The Shape of Logosdor

Logosdor has an unusual shape.

We are small, yet we serve work amongst children and families everywhere. We produce huge amounts of creative work, yet we give it all away. We equip families and leaders across the globe, yet we have one small office. We have lots of creative and innovative ideas, yet we thrive in helping others get their ideas off the ground.

We harness all these things, believing that at the heart of everything is a loving and creative God — and the only way to be reconciled with God is through Jesus.

You can get a grasp of Logosdor through 6 shapes … 5 circles and a new, unusual and slightly weird shape, that was only discovered last year!

See this video to understand Logosdor’s 5 dots. Read below, to find out about this new shape.

To find out more about Logosdor’s work, explore this website. To access thousands of free ministry resources, go to Max7.org.

Now to explain the relevance of an entirely new shape!

The Einstein Problem

For a long time, mathematicians wondered if a single tile shape could cover a flat surface forever, but never in a repeating pattern (aperiodic). Some shapes can fit together and repeat patterns at regular intervals (periodic tessellation). This challenge of finding a single shape that fits together but never in a repeat pattern is called the Einstein Problem.

In 2023, the answer began to emerge with the discovery of the hat tile. It was discovered by David Smith a retired printing technician from East Yorkshire, England. He partnered with mathematicians Joseph Samuel Myers, Craig S. Kaplan, and Chaim Goodman-Strauss to announce this discovery in March 2023.

This oddly shaped piece, with a diagonal indentation like a hat brim, could indeed tile the plane aperiodically, but only if you used both left-facing and right-facing "hats" (reflections of each other).

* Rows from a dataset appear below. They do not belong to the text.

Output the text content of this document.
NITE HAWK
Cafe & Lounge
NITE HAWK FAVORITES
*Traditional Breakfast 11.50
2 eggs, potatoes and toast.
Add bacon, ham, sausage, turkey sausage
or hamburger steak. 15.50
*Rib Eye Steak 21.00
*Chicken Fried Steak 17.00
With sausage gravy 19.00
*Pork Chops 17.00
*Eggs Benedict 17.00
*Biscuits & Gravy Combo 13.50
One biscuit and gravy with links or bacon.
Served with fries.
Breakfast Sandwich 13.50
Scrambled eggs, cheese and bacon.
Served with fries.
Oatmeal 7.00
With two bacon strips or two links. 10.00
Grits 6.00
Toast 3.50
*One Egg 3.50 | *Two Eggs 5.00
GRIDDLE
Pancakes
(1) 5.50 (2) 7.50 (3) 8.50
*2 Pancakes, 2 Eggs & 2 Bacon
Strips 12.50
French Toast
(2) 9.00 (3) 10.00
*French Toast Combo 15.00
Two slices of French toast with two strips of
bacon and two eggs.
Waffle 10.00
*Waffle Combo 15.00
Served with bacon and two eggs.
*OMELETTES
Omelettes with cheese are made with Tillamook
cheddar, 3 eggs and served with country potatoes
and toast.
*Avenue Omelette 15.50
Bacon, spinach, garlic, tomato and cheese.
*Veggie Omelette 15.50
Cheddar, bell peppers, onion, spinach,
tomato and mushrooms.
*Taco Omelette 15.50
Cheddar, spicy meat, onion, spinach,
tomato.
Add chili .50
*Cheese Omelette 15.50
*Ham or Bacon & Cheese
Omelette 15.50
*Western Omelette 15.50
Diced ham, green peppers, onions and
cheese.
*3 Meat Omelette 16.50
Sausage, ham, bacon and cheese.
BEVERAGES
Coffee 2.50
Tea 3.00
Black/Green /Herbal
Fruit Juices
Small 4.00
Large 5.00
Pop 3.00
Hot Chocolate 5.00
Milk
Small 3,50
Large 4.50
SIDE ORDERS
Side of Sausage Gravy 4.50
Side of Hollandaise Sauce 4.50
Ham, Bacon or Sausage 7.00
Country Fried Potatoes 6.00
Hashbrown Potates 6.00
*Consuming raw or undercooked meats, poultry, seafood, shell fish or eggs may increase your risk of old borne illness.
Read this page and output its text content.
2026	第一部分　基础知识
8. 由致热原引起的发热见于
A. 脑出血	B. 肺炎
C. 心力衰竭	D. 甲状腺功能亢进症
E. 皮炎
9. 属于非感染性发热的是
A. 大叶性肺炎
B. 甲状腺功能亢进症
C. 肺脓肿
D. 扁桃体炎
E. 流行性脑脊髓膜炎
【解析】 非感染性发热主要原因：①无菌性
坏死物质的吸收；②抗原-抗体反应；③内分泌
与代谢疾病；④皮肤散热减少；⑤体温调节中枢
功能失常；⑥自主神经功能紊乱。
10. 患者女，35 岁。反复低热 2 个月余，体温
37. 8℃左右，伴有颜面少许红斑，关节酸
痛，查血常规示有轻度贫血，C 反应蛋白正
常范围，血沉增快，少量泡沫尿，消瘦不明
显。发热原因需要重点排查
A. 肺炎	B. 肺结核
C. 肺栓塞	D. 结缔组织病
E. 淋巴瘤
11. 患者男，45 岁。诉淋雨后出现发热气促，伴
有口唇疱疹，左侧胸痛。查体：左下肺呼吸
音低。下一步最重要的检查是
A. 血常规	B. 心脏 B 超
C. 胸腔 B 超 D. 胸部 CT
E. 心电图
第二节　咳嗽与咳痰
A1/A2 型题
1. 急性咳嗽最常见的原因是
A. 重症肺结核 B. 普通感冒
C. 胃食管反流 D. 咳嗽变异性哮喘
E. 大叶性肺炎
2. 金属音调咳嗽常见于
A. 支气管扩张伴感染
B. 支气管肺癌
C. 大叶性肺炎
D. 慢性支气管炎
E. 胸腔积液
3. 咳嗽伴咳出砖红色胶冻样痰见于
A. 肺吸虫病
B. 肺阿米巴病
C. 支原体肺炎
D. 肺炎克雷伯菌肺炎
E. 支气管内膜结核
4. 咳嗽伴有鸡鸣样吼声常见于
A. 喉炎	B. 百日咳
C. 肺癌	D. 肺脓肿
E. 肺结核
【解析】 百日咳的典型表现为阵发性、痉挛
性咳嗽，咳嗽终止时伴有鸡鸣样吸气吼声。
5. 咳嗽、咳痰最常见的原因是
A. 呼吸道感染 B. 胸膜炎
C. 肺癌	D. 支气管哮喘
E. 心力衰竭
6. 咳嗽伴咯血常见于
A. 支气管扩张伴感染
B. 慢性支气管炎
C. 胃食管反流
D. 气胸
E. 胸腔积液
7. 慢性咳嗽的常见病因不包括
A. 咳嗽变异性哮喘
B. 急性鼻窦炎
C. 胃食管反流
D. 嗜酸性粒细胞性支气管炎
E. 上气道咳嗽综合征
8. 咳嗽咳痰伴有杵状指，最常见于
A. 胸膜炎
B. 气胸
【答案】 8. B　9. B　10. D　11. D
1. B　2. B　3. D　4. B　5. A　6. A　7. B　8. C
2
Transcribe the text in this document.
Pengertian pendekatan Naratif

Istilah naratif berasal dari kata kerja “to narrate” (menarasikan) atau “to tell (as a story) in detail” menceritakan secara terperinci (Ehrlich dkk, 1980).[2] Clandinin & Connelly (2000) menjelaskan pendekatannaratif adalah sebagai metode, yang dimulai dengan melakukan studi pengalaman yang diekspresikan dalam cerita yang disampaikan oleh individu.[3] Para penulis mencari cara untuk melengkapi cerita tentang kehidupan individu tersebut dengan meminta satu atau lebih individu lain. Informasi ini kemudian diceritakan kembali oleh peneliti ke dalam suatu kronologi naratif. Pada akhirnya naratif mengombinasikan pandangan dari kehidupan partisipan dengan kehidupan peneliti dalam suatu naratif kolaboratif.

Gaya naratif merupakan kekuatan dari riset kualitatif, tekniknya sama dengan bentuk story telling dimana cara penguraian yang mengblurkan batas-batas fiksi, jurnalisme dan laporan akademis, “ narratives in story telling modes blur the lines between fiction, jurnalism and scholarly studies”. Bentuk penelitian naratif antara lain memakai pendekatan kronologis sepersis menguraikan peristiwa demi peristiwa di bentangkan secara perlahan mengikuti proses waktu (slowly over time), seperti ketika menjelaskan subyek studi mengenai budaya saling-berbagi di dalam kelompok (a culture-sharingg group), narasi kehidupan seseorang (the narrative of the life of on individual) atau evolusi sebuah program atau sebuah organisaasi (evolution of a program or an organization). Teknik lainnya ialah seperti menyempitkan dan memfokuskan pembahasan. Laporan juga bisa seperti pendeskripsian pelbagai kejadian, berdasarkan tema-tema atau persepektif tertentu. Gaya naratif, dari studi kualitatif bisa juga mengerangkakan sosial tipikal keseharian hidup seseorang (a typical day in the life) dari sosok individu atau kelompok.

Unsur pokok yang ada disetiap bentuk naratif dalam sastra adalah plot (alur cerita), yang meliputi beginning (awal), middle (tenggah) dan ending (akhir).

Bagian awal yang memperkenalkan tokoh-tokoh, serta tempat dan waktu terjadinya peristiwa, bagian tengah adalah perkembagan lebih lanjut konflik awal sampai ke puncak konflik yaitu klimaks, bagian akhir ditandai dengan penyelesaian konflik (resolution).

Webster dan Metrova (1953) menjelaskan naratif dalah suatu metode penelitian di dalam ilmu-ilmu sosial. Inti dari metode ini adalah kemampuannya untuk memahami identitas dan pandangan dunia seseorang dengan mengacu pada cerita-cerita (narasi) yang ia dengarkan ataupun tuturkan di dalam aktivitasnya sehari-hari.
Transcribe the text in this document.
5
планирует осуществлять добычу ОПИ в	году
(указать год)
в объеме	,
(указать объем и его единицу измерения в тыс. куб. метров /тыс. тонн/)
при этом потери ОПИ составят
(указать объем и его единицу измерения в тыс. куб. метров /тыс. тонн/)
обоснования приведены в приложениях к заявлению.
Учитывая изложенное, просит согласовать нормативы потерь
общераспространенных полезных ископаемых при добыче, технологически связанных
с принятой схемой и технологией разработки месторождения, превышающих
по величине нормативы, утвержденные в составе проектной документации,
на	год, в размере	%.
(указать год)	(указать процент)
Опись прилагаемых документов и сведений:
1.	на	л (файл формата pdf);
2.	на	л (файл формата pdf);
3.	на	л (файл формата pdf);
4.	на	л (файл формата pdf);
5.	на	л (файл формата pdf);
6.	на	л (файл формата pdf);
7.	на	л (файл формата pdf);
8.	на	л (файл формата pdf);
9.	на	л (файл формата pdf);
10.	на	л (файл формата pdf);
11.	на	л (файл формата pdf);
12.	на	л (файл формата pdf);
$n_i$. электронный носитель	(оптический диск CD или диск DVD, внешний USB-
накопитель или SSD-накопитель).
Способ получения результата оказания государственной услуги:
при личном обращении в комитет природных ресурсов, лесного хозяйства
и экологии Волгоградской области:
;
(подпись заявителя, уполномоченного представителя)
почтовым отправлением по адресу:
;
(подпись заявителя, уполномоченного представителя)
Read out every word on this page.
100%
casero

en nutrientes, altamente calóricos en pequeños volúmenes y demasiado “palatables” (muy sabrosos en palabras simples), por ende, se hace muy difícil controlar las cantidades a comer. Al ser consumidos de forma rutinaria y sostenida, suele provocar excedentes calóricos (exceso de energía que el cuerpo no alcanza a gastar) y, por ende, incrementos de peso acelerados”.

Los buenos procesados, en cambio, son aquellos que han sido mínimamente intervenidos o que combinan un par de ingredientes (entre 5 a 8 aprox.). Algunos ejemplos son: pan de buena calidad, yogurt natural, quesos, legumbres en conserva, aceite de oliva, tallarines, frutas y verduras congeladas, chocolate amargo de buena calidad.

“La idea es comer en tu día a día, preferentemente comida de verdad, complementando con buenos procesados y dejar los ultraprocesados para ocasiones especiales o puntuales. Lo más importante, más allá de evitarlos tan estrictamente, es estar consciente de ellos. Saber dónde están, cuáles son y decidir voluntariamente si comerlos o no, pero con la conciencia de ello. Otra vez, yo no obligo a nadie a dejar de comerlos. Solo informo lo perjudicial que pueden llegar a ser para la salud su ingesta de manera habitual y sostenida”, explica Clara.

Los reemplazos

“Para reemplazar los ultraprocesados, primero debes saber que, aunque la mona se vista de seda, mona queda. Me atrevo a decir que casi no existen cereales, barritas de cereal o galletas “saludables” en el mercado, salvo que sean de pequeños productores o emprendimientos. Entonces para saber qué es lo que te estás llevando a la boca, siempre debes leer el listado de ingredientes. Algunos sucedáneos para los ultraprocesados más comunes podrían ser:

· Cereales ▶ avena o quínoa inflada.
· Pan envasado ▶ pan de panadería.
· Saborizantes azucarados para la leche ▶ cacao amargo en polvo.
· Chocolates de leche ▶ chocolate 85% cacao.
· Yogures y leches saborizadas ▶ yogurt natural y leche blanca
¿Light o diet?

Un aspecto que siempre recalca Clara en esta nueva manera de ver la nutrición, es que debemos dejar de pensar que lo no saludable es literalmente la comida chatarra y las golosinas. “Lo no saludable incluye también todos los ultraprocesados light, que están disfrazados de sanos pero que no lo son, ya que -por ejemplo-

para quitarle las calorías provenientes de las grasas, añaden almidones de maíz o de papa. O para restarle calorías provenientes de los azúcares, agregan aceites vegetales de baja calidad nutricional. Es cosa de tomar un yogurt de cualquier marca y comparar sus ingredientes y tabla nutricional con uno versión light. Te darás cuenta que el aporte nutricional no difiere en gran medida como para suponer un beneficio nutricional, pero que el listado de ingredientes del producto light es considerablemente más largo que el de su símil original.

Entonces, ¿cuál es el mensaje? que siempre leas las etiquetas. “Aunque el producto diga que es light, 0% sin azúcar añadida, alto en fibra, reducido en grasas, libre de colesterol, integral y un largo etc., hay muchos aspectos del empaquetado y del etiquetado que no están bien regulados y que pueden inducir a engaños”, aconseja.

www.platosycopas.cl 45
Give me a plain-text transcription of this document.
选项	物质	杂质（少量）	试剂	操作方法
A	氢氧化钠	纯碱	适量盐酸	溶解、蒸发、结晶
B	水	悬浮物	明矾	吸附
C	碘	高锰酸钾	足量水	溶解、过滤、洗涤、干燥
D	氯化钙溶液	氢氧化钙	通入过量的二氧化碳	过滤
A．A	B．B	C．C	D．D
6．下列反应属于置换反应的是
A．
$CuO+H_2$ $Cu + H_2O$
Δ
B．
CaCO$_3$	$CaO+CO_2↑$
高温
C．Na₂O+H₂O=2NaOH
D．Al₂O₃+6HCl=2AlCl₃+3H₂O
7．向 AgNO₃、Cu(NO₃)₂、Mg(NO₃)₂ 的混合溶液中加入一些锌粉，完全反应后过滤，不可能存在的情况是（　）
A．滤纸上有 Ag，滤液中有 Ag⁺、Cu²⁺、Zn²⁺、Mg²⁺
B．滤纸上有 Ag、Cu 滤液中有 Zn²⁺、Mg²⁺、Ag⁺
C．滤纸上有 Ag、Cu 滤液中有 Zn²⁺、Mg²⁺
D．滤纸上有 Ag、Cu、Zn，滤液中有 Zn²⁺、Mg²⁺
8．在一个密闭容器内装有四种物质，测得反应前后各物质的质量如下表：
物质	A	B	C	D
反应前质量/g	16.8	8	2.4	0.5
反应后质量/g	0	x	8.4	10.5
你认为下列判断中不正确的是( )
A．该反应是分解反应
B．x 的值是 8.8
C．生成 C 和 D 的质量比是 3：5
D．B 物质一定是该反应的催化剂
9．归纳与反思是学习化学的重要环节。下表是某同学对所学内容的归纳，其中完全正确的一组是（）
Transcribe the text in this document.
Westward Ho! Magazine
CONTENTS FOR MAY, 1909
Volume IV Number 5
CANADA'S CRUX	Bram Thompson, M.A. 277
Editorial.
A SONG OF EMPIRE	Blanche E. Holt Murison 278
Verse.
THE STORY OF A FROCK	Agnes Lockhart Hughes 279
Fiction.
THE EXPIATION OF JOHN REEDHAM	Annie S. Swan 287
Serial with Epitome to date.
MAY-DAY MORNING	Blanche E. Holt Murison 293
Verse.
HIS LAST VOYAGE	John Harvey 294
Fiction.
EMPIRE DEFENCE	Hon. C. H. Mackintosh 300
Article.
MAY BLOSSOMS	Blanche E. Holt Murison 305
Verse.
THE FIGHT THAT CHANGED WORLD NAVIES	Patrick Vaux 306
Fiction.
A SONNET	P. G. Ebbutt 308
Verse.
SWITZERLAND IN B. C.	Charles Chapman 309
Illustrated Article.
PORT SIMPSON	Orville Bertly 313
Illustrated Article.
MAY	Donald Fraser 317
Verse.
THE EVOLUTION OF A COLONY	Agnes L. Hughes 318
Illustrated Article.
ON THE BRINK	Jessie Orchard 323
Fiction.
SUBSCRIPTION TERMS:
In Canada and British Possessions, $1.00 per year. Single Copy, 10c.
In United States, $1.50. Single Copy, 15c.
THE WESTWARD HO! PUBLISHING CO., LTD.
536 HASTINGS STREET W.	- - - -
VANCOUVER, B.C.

They then discovered the turtle tile. The turtle is essentially a modified version of the hat, where the diagonal cut goes all the way through, creating two separate pieces that interlock like puzzle pieces.

This continued the challenge: could one tile achieve aperiodicity without needing reflections?

They discovered, just a month later, a new shape — which they called the spectre — a curvy-edged relative of the hat and turtle. The key difference? These curvy shapes come in a "handed" version, like left and right shoes. This handedness forces the tiles to arrange in a way that can never repeat. So, the spectre shape finally achieved the dream of a single tile — tiling the plane forever, without ever settling into a predictable pattern.

It is an asymmetrical, non-repeating, single tile shape. The technical term is a chiral aperiodic mono-tile. This new shape is an amazing discovery, solving years of mathematical questioning.

This one single shape never changes, yet every time you put it together as if in a puzzle, the piece always goes down differently. It is always connecting in a new way.

Always the same and yet always different!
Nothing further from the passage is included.